Millimeter Wave Module

The MY-5001B radio altimeter is an all-solid-state C-band device featuring a frequency-modulated continuous wave (FM-CW) system, a constant differential beat frequency, and a closed-loop tracking and measurement mechanism. It ensures a constant beat frequency through servo control of the slope of the sawtooth wave that modulates the microwave oscillator, thereby achieving automatic height tracking. This altimeter incorporates a suite of advanced technologies, including narrowband reception, weighted frequency discrimination, equivalent spectrum leading edge detection, gain PID control, instantaneous sensitivity compensation, temperature compensation, horizon frequency selection design, and power silence. These technologies collectively endow it with advantages such as accurate height measurement, stable tracking, adaptability to various terrains, a wide height measurement range, high precision, and strong anti-interference capabilities.

The MY-70A radio altimeter is a solid-state C-band radio altimeter system based on frequency-modulated continuous wave (FMCW) technology, featuring constant beat frequency and closed-loop tracking measurement. It maintains a constant beat frequency by servo-controlling the slope of the sawtooth wave that modulates the microwave oscillator, thereby achieving automatic altitude tracking. Under the condition of a constant beat frequency, the measured altitude is proportional to the modulation period; thus, altitude information can be acquired by measuring the modulation period, and the system then converts this information into an altitude voltage for output. The MY-70A altimeter boasts excellent anti-jamming performance, thanks to its adoption of a narrow-band receiver (with gain adjustable according to altitude), as well as technologies including equivalent spectrum front-end detection, weighted frequency identification, and automatic servo tracking. Additionally, the altimeter’s high-frequency components are implemented with microwave integration, while its low-frequency components utilize a modular design—these measures collectively enhance the product’s reliability, anti-interference capability, and electromagnetic compatibility.
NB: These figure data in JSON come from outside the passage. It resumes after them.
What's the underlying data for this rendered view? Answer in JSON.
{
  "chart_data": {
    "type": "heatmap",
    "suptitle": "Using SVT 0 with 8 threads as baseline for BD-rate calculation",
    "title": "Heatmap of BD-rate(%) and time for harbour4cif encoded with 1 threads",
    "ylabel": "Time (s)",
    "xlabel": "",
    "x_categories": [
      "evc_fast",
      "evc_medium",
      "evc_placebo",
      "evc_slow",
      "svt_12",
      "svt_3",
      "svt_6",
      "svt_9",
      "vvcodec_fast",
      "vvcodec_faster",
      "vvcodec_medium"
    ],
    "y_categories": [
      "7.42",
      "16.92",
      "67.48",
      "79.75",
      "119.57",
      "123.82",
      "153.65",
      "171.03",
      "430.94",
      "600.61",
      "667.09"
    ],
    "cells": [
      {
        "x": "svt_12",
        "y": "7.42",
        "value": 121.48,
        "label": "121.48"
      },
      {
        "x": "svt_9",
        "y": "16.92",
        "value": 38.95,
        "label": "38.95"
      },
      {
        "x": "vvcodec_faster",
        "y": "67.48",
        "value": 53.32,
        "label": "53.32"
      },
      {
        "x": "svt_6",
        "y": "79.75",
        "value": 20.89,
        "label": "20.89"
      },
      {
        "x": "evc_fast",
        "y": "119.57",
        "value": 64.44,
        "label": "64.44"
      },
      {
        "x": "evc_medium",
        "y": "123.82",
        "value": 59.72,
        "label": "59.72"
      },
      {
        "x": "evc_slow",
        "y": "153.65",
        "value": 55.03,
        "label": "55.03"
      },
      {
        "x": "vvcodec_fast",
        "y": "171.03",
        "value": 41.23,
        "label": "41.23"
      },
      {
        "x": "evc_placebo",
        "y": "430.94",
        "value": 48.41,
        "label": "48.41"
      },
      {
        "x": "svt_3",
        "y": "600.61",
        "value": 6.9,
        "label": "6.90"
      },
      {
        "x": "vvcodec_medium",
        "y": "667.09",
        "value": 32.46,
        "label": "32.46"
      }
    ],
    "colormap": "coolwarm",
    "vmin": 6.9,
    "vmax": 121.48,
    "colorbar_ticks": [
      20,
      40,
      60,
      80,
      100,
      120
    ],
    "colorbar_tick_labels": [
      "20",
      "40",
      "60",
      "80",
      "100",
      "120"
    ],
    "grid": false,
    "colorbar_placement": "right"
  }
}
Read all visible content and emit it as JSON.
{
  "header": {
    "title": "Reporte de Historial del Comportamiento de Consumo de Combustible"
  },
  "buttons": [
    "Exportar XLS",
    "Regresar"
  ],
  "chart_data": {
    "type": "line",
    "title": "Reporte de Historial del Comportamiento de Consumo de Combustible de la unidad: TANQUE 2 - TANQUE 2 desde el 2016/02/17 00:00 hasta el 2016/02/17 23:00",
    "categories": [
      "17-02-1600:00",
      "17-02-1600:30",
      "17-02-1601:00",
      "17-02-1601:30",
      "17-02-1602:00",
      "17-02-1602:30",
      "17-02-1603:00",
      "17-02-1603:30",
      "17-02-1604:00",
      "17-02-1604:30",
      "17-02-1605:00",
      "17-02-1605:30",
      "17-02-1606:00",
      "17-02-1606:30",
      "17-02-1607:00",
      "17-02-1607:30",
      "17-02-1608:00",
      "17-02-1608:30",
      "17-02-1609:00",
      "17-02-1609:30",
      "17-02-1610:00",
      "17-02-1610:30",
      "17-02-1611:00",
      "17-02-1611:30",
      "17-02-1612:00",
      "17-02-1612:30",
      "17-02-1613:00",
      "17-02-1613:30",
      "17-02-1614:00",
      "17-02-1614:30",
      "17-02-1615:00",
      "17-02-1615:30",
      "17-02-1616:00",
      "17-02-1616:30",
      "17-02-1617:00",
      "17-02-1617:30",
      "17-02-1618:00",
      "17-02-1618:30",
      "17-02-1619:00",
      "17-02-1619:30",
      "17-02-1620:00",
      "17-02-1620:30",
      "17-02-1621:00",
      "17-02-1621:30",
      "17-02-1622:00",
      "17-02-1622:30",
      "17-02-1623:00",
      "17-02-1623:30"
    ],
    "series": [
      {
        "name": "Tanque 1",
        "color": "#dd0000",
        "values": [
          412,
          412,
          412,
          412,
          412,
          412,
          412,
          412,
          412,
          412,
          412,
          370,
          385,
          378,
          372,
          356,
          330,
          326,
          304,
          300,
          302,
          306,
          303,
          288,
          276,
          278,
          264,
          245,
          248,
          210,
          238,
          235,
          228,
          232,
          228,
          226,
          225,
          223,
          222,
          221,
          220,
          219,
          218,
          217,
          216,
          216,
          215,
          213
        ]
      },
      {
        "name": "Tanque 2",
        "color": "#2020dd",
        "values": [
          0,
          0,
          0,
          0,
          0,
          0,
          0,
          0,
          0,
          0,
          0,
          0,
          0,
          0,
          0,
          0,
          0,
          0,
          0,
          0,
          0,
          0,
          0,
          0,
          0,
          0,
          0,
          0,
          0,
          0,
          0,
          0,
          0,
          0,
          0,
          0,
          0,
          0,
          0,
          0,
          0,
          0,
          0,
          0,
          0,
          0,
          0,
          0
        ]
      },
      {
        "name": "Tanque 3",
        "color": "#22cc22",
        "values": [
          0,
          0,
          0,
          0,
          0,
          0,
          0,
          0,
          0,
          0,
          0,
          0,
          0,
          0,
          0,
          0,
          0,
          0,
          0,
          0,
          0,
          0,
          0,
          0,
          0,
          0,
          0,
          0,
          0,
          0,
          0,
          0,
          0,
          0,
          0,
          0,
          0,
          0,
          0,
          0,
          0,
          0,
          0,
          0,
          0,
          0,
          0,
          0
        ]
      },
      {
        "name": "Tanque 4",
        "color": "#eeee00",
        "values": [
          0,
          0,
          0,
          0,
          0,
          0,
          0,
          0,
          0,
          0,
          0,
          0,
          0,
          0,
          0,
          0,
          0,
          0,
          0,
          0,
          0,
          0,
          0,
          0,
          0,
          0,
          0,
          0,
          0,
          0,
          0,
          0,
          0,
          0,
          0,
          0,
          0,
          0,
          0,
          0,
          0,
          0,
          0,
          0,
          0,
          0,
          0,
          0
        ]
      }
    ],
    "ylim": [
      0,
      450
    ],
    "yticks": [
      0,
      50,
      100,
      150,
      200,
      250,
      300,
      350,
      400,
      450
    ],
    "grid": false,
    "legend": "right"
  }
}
The MDG-300 radio height-fixing device operates in the C-band and adopts a pulse compression system. Its sensitive component is of the heterodyne type, and the circulator at the antenna terminal uses a transceiver common-mode design. Prior to missile launch, the height-fixing device is powered on, and it undergoes self-check and height presetting via the communication interface. After the missile is launched, the radio frequency (RF) module is activated, and a gate is set in accordance with the preset height. When the preset height is reached, the device outputs height-fixing command information and telemetry data. The MDG-300 height-fixing device features mature technology: its pulse compression technology can enhance the altimeter’s height measurement performance, and it has the characteristic of a wide height measurement range. Additionally, the digital pulse compression function based on FPGA (Field-Programmable Gate Array) endows it with advantages such as small size, low power consumption, and low cost.

The MASS-10 Universal Echo Precision Delay Module, featuring a miniature design and universal continuous simulation capability, is a high-performance component tailored for precise echo signal delay control in radio frequency (RF) testing scenarios. It excels in providing accurate, adjustable delay for echo signals across a wide range of frequencies, making it applicable to various devices like radio altimeters, radars, and other RF-based systems that require reliable echo signal simulation. With its compact size, the module is easy to integrate into limited-space test setups, while the universal continuous simulation function ensures it can replicate diverse real-world signal delay conditions consistently. This module plays a crucial role in verifying the performance of target devices—such as testing their ability to accurately capture and process delayed echo signals—thereby supporting the development, calibration, and quality assurance of RF equipment with high precision and flexibility.